This week at a health care hearing a Tennessee state legislator unleashed a repulsive metaphor. He likened immigrants illegally in the country to “rats” who “multiply.” Once my feelings of outrage and disgust subsided, I began to ponder how quickly metaphors can electrify emotions and make reasoned discussion of immigration so difficult. Using Twitter, I quickly discovered sights, sounds and emotional fury over immigration in video form.

There are public service announcements, well worth watching, like “Do I Look Illegal? A Question for Arizona,” and “Week of Our DREAMs.”

There also are hateful shorts, camouflaged by song and humor, which perpetuate the false memes that slander immigrants as the root cause of all of America’s problems. Two are from Ray Stevens who briefly flirted with fame during the pre-PC era (1962) in his racist and sexist tune, “Ahab the Arab.” Stevens tries to restore his depleted career with two anti-immigrant music videos: “Come to the USA” (dedicated ostensibly but unconvincingly “to those hard-working American citizens who were born in other countries and chose to “Come to the USA” the right way!”) and “God Save Arizona” (which compares the 1942 Japanese attack on the ship, Arizona, moored at Pearl Harbor, to the Obama Administration’s lawsuit against Arizona’s SB 1070).

Stevens’ cinematic hate ditties — spewing falsehoods like a long dormant but finally erupting volcano — reminded me how easily and permanently film can warp the electorate’s understanding of immigration rules, for good, bad or manipulatively disinformational motives.
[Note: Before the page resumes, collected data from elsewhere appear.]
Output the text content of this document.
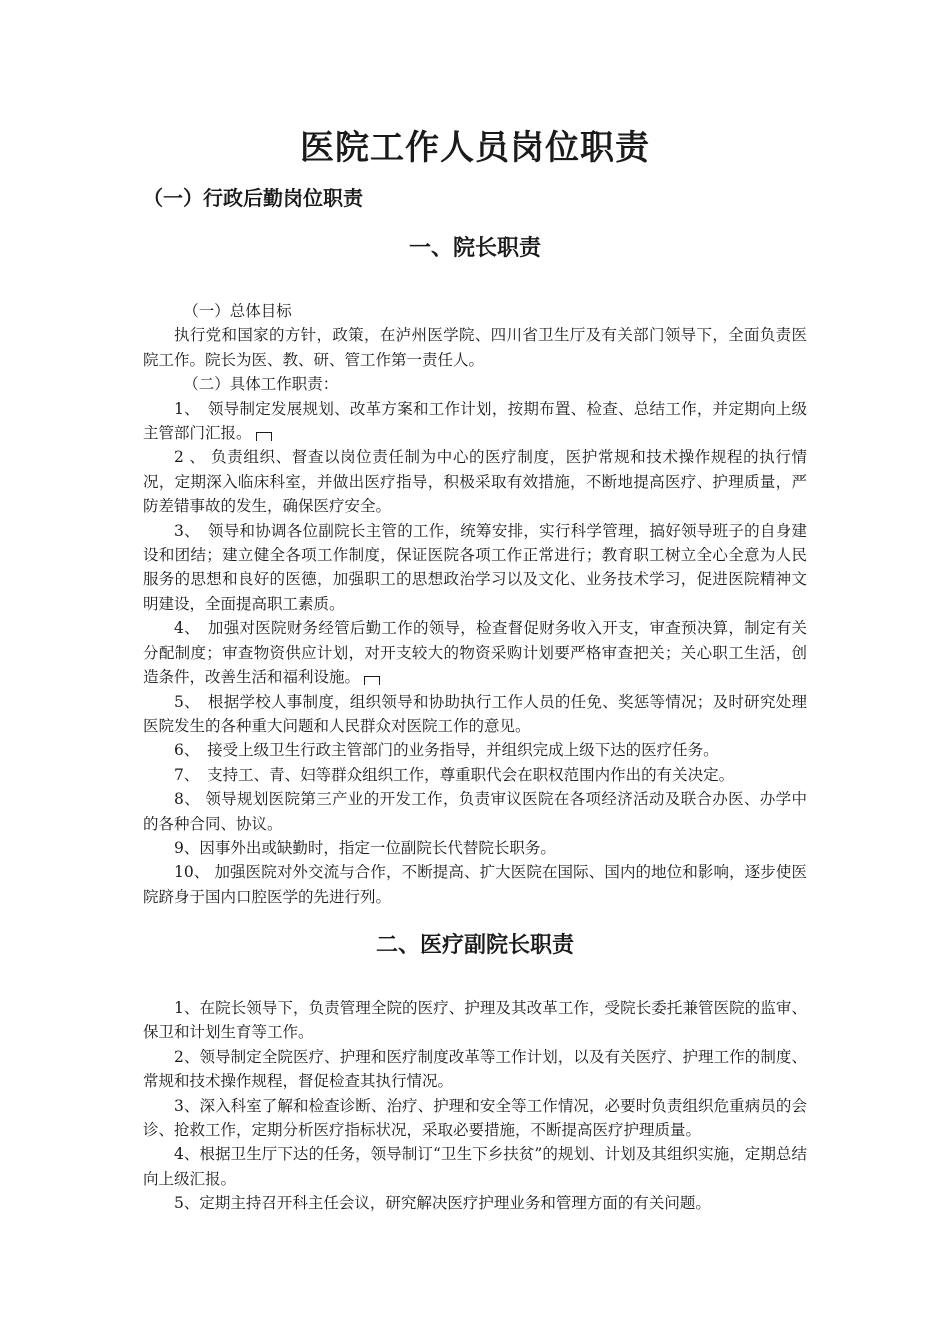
医院工作人员岗位职责
（一）行政后勤岗位职责
一、院长职责

（一）总体目标

执行党和国家的方针，政策，在泸州医学院、四川省卫生厅及有关部门领导下，全面负责医院工作。院长为医、教、研、管工作第一责任人。

（二）具体工作职责：

1、　领导制定发展规划、改革方案和工作计划，按期布置、检查、总结工作，并定期向上级主管部门汇报。

2 、 负责组织、督查以岗位责任制为中心的医疗制度，医护常规和技术操作规程的执行情况，定期深入临床科室，并做出医疗指导，积极采取有效措施，不断地提高医疗、护理质量，严防差错事故的发生，确保医疗安全。

3、　领导和协调各位副院长主管的工作，统筹安排，实行科学管理，搞好领导班子的自身建设和团结；建立健全各项工作制度，保证医院各项工作正常进行；教育职工树立全心全意为人民服务的思想和良好的医德，加强职工的思想政治学习以及文化、业务技术学习，促进医院精神文明建设，全面提高职工素质。

4、　加强对医院财务经管后勤工作的领导，检查督促财务收入开支，审查预决算，制定有关分配制度；审查物资供应计划，对开支较大的物资采购计划要严格审查把关；关心职工生活，创造条件，改善生活和福利设施。

5、　根据学校人事制度，组织领导和协助执行工作人员的任免、奖惩等情况；及时研究处理医院发生的各种重大问题和人民群众对医院工作的意见。

6、　接受上级卫生行政主管部门的业务指导，并组织完成上级下达的医疗任务。

7、　支持工、青、妇等群众组织工作，尊重职代会在职权范围内作出的有关决定。

8、 领导规划医院第三产业的开发工作，负责审议医院在各项经济活动及联合办医、办学中的各种合同、协议。

9、因事外出或缺勤时，指定一位副院长代替院长职务。

10、 加强医院对外交流与合作，不断提高、扩大医院在国际、国内的地位和影响，逐步使医院跻身于国内口腔医学的先进行列。

二、医疗副院长职责

1、在院长领导下，负责管理全院的医疗、护理及其改革工作，受院长委托兼管医院的监审、保卫和计划生育等工作。

2、领导制定全院医疗、护理和医疗制度改革等工作计划，以及有关医疗、护理工作的制度、常规和技术操作规程，督促检查其执行情况。

3、深入科室了解和检查诊断、治疗、护理和安全等工作情况，必要时负责组织危重病员的会诊、抢救工作，定期分析医疗指标状况，采取必要措施，不断提高医疗护理质量。

4、根据卫生厅下达的任务，领导制订“卫生下乡扶贫”的规划、计划及其组织实施，定期总结向上级汇报。

5、定期主持召开科主任会议，研究解决医疗护理业务和管理方面的有关问题。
I worry, for example, that the public’s view of marriage-based immigration law has been distorted by the Will and Grace episodes describing how Will’s gay friend, Jack, married Karen’s illegal housekeeper, Rosario, so that his “spouse” could escape deportation. Other popular lore on immigration and marriage — similarly misleading — have been on view in the movie Green Card, and more recently, The Proposal.

On the other hand, films can sear insights into the brain by way of the heart that are truthful and lasting. Two recent documentaries, The Other Side of Immigration, and The Invisibles – Hidden Journey Across Mexico, illustrate the power of film to foster understanding of the trauma endured by immigrants and the corruption, heartlessness or simple lack of awareness of some government officials who enforce the immigration laws. Still, one blogger’s “truth” is another person’s “propoganda.”

One of the best ways for each of us to understand film’s influence on the immigration debate is to watch as many films on the subject as time, energy and attention spans permit — preferably at group screenings where discussions follow. Here then are links to compilations of film titles and discussion materials:

REEL Images of Immigration

REEL Images of Immigration: Additional Films

Top Ten Immigration Films

Digital History: Immigration and the Movies

Interdisciplinary Immigration Workshop – Immigration Related Films and Other Media

MurthyDotCom Immigration & the Movies

Watch. Learn. Think. Understand. Change. America will be the better for it.

Don’t let the real “rats” — the heartless and the hurtful — win.